Example: two-section chart
let mut conductor = Conductor::new(120.0);
conductor.map_bpm_changes(120.0, vec![
(false, 120.0, 4.0), // section 0: 120 BPM, 4 beats
(true, 180.0, 4.0), // section 1: changes to 180 BPM
]);
// Section 0 at 120 BPM = 16 steps × 125ms = 2000ms
let change_time = conductor.bpm_change_map[0].song_time; // 2000.0
// 500ms into section 1 at 180 BPM (step_crochet ≈ 83.3ms)

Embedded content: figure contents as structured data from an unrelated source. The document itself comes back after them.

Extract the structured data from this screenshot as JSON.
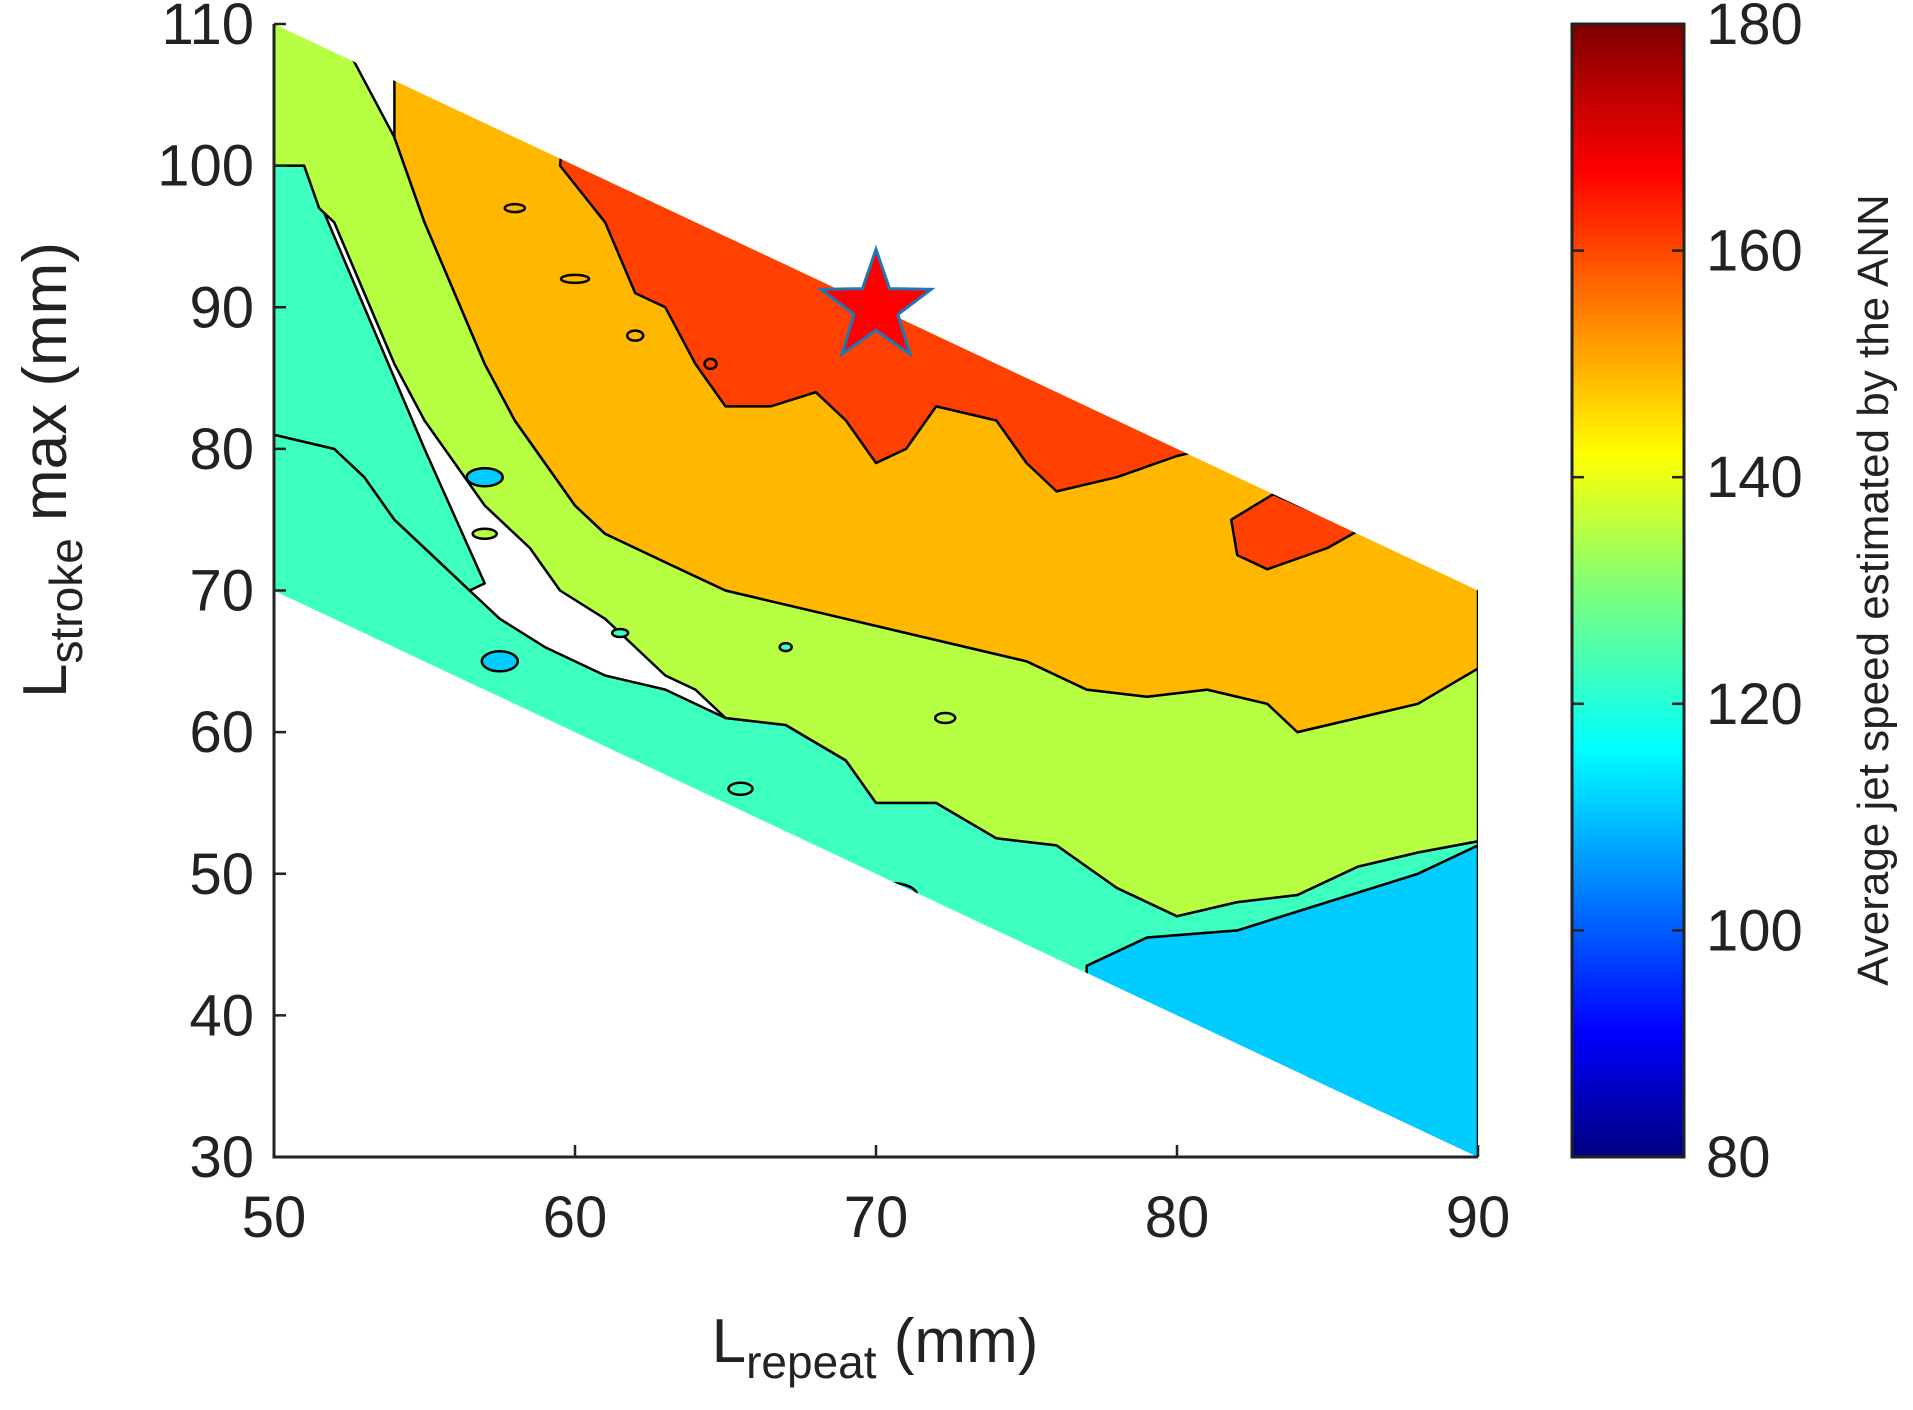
{
  "chart_data": {
    "type": "heatmap",
    "subtype": "filled contour plot",
    "title": "",
    "xlabel": {
      "main": "L",
      "sub": "repeat",
      "unit": " (mm)"
    },
    "ylabel": {
      "main": "L",
      "sub": "stroke",
      "rest": " max (mm)"
    },
    "xlim": [
      50,
      90
    ],
    "ylim": [
      30,
      110
    ],
    "xticks": [
      "50",
      "60",
      "70",
      "80",
      "90"
    ],
    "yticks": [
      "30",
      "40",
      "50",
      "60",
      "70",
      "80",
      "90",
      "100",
      "110"
    ],
    "grid": false,
    "domain": "parallelogram: upper edge from (50,110) to (90,70); lower edge from (50,70) to (90,30)",
    "colorbar": {
      "label": "Average jet speed estimated by the ANN",
      "range": [
        80,
        180
      ],
      "ticks": [
        "80",
        "100",
        "120",
        "140",
        "160",
        "180"
      ],
      "colormap": "jet"
    },
    "contour_levels": [
      {
        "level": 110,
        "color": "#0055ff"
      },
      {
        "level": 115,
        "color": "#00ccff"
      },
      {
        "level": 125,
        "color": "#3dffbf"
      },
      {
        "level": 135,
        "color": "#b6ff43"
      },
      {
        "level": 150,
        "color": "#ffb700"
      },
      {
        "level": 163,
        "color": "#ff4000"
      }
    ],
    "marker": {
      "shape": "star",
      "x": 70,
      "y": 90,
      "fill": "#ff0000",
      "edge": "#1f77b4"
    }
  }
}
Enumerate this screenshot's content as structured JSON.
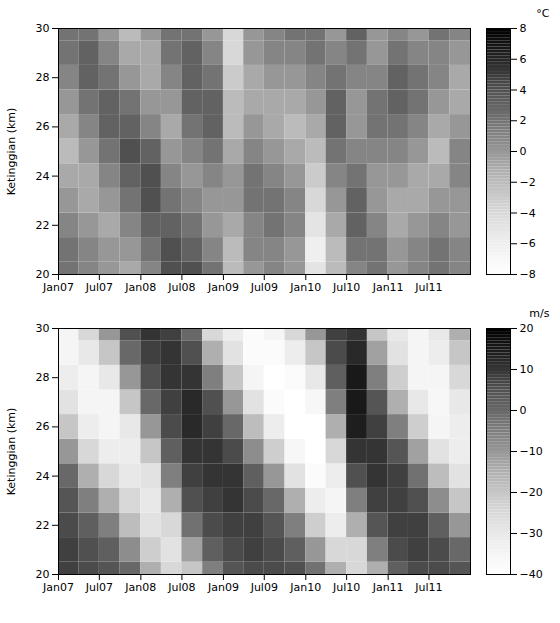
{
  "chart_data": [
    {
      "type": "heatmap",
      "y_label": "Ketinggian (km)",
      "x": [
        "2007-01",
        "2007-04",
        "2007-07",
        "2007-10",
        "2008-01",
        "2008-04",
        "2008-07",
        "2008-10",
        "2009-01",
        "2009-04",
        "2009-07",
        "2009-10",
        "2010-01",
        "2010-04",
        "2010-07",
        "2010-10",
        "2011-01",
        "2011-04",
        "2011-07",
        "2011-10"
      ],
      "y": [
        20,
        21,
        22,
        23,
        24,
        25,
        26,
        27,
        28,
        29,
        30
      ],
      "values": [
        [
          2,
          2,
          1,
          0,
          -1,
          -2,
          -1,
          0,
          1,
          2,
          2
        ],
        [
          1,
          1,
          0,
          -1,
          -1,
          0,
          1,
          2,
          3,
          3,
          2
        ],
        [
          0,
          0,
          -1,
          0,
          1,
          2,
          3,
          3,
          2,
          1,
          0
        ],
        [
          -1,
          0,
          1,
          2,
          3,
          4,
          3,
          2,
          0,
          -1,
          -2
        ],
        [
          1,
          2,
          3,
          4,
          4,
          3,
          1,
          0,
          -1,
          -1,
          0
        ],
        [
          4,
          4,
          3,
          2,
          1,
          0,
          -1,
          0,
          1,
          2,
          2
        ],
        [
          4,
          3,
          2,
          1,
          0,
          1,
          2,
          3,
          3,
          3,
          2
        ],
        [
          2,
          1,
          0,
          0,
          1,
          2,
          3,
          3,
          2,
          1,
          0
        ],
        [
          -2,
          -2,
          -1,
          0,
          0,
          -1,
          -2,
          -2,
          -3,
          -4,
          -4
        ],
        [
          0,
          1,
          1,
          2,
          2,
          1,
          0,
          -1,
          -1,
          0,
          0
        ],
        [
          1,
          1,
          2,
          2,
          1,
          0,
          -1,
          -1,
          0,
          1,
          1
        ],
        [
          0,
          0,
          1,
          1,
          0,
          -1,
          -2,
          -1,
          0,
          1,
          2
        ],
        [
          -5,
          -6,
          -5,
          -4,
          -3,
          -2,
          -1,
          0,
          1,
          2,
          2
        ],
        [
          -2,
          -2,
          -1,
          0,
          1,
          2,
          3,
          3,
          2,
          1,
          0
        ],
        [
          1,
          2,
          3,
          3,
          2,
          1,
          0,
          0,
          1,
          2,
          3
        ],
        [
          2,
          2,
          1,
          0,
          0,
          1,
          2,
          2,
          1,
          0,
          0
        ],
        [
          0,
          0,
          -1,
          -1,
          0,
          1,
          2,
          3,
          3,
          2,
          1
        ],
        [
          1,
          1,
          0,
          -1,
          -1,
          0,
          1,
          2,
          2,
          1,
          0
        ],
        [
          2,
          2,
          1,
          0,
          -1,
          -2,
          -1,
          0,
          1,
          1,
          2
        ],
        [
          1,
          1,
          0,
          0,
          1,
          1,
          0,
          -1,
          -1,
          0,
          1
        ]
      ],
      "xlim": [
        "2007-01",
        "2012-01"
      ],
      "xticks": [
        {
          "value": "2007-01",
          "label": "Jan07"
        },
        {
          "value": "2007-07",
          "label": "Jul07"
        },
        {
          "value": "2008-01",
          "label": "Jan08"
        },
        {
          "value": "2008-07",
          "label": "Jul08"
        },
        {
          "value": "2009-01",
          "label": "Jan09"
        },
        {
          "value": "2009-07",
          "label": "Jul09"
        },
        {
          "value": "2010-01",
          "label": "Jan10"
        },
        {
          "value": "2010-07",
          "label": "Jul10"
        },
        {
          "value": "2011-01",
          "label": "Jan11"
        },
        {
          "value": "2011-07",
          "label": "Jul11"
        }
      ],
      "ylim": [
        20,
        30
      ],
      "yticks": [
        20,
        22,
        24,
        26,
        28,
        30
      ],
      "colorbar": {
        "label": "°C",
        "range": [
          -8,
          8
        ],
        "ticks": [
          -8,
          -6,
          -4,
          -2,
          0,
          2,
          4,
          6,
          8
        ]
      }
    },
    {
      "type": "heatmap",
      "y_label": "Ketinggian (km)",
      "x": [
        "2007-01",
        "2007-04",
        "2007-07",
        "2007-10",
        "2008-01",
        "2008-04",
        "2008-07",
        "2008-10",
        "2009-01",
        "2009-04",
        "2009-07",
        "2009-10",
        "2010-01",
        "2010-04",
        "2010-07",
        "2010-10",
        "2011-01",
        "2011-04",
        "2011-07",
        "2011-10"
      ],
      "y": [
        20,
        21,
        22,
        23,
        24,
        25,
        26,
        27,
        28,
        29,
        30
      ],
      "values": [
        [
          8,
          8,
          6,
          4,
          0,
          -10,
          -20,
          -28,
          -32,
          -35,
          -35
        ],
        [
          6,
          5,
          2,
          -5,
          -15,
          -25,
          -32,
          -35,
          -35,
          -30,
          -25
        ],
        [
          4,
          2,
          -5,
          -15,
          -25,
          -32,
          -35,
          -35,
          -30,
          -20,
          -10
        ],
        [
          0,
          -8,
          -18,
          -25,
          -30,
          -32,
          -30,
          -20,
          -10,
          0,
          5
        ],
        [
          -15,
          -22,
          -28,
          -30,
          -28,
          -20,
          -10,
          0,
          5,
          8,
          10
        ],
        [
          -25,
          -28,
          -25,
          -15,
          -5,
          2,
          6,
          8,
          10,
          10,
          8
        ],
        [
          -20,
          -12,
          -2,
          5,
          8,
          10,
          12,
          12,
          10,
          5,
          0
        ],
        [
          -5,
          2,
          6,
          8,
          10,
          10,
          8,
          5,
          -5,
          -15,
          -25
        ],
        [
          4,
          6,
          8,
          10,
          10,
          6,
          0,
          -10,
          -20,
          -28,
          -32
        ],
        [
          6,
          8,
          8,
          6,
          2,
          -8,
          -18,
          -28,
          -35,
          -38,
          -38
        ],
        [
          6,
          6,
          4,
          0,
          -10,
          -22,
          -32,
          -38,
          -40,
          -38,
          -35
        ],
        [
          5,
          2,
          -5,
          -15,
          -28,
          -36,
          -40,
          -40,
          -38,
          -32,
          -25
        ],
        [
          -2,
          -10,
          -22,
          -32,
          -38,
          -40,
          -40,
          -36,
          -30,
          -20,
          -10
        ],
        [
          -15,
          -25,
          -32,
          -35,
          -32,
          -25,
          -15,
          -5,
          2,
          6,
          8
        ],
        [
          -25,
          -25,
          -15,
          -5,
          5,
          10,
          14,
          15,
          15,
          12,
          10
        ],
        [
          -15,
          -5,
          4,
          8,
          10,
          10,
          8,
          4,
          -5,
          -12,
          -20
        ],
        [
          2,
          6,
          8,
          8,
          8,
          4,
          -5,
          -15,
          -22,
          -28,
          -30
        ],
        [
          6,
          8,
          8,
          5,
          -2,
          -12,
          -22,
          -30,
          -35,
          -35,
          -35
        ],
        [
          6,
          6,
          2,
          -8,
          -18,
          -28,
          -35,
          -36,
          -35,
          -32,
          -30
        ],
        [
          4,
          0,
          -10,
          -20,
          -28,
          -32,
          -32,
          -30,
          -25,
          -20,
          -15
        ]
      ],
      "xlim": [
        "2007-01",
        "2012-01"
      ],
      "xticks": [
        {
          "value": "2007-01",
          "label": "Jan07"
        },
        {
          "value": "2007-07",
          "label": "Jul07"
        },
        {
          "value": "2008-01",
          "label": "Jan08"
        },
        {
          "value": "2008-07",
          "label": "Jul08"
        },
        {
          "value": "2009-01",
          "label": "Jan09"
        },
        {
          "value": "2009-07",
          "label": "Jul09"
        },
        {
          "value": "2010-01",
          "label": "Jan10"
        },
        {
          "value": "2010-07",
          "label": "Jul10"
        },
        {
          "value": "2011-01",
          "label": "Jan11"
        },
        {
          "value": "2011-07",
          "label": "Jul11"
        }
      ],
      "ylim": [
        20,
        30
      ],
      "yticks": [
        20,
        22,
        24,
        26,
        28,
        30
      ],
      "colorbar": {
        "label": "m/s",
        "range": [
          -40,
          20
        ],
        "ticks": [
          -40,
          -30,
          -20,
          -10,
          0,
          10,
          20
        ]
      }
    }
  ]
}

let step = conductor.get_step(change_time + 500.0); // ≈ 22.0
Updating song position
Each game frame, write the audio engine’s playback position to conductor.song_position:
conductor.song_position = audio_engine.position_ms();
The audio engine’s position_ms() reads from the instrumental track handle, making the instrumental the single authoritative clock. All gameplay callbacks (onBeatHit, onStepHit, etc.) fire based on transitions in conductor.cur_beat() and conductor.cur_step().
Beat and step callbacks
Compare the conductor’s current beat/step each frame against the last-fired value to detect transitions:
let new_beat = conductor.cur_beat();
if new_beat > last_beat {
last_beat = new_beat;
on_beat_hit(new_beat); // fire camera zoom pulse, character bop, etc.
}
let new_step = conductor.cur_step();
if new_step > last_step {
last_step = new_step;
on_step_hit(new_step);
}
Section tracking
Divide cur_step() by the number of steps per section (usually 16 for a 4-beat section with 4 steps per beat):
let section = conductor.cur_section(16);
Section changes are used to switch camera targets between the player and opponent characters.
Store section_beats per section and multiply by 4 to get steps per section. Most charts use 4.0 section beats (16 steps), but some songs change this.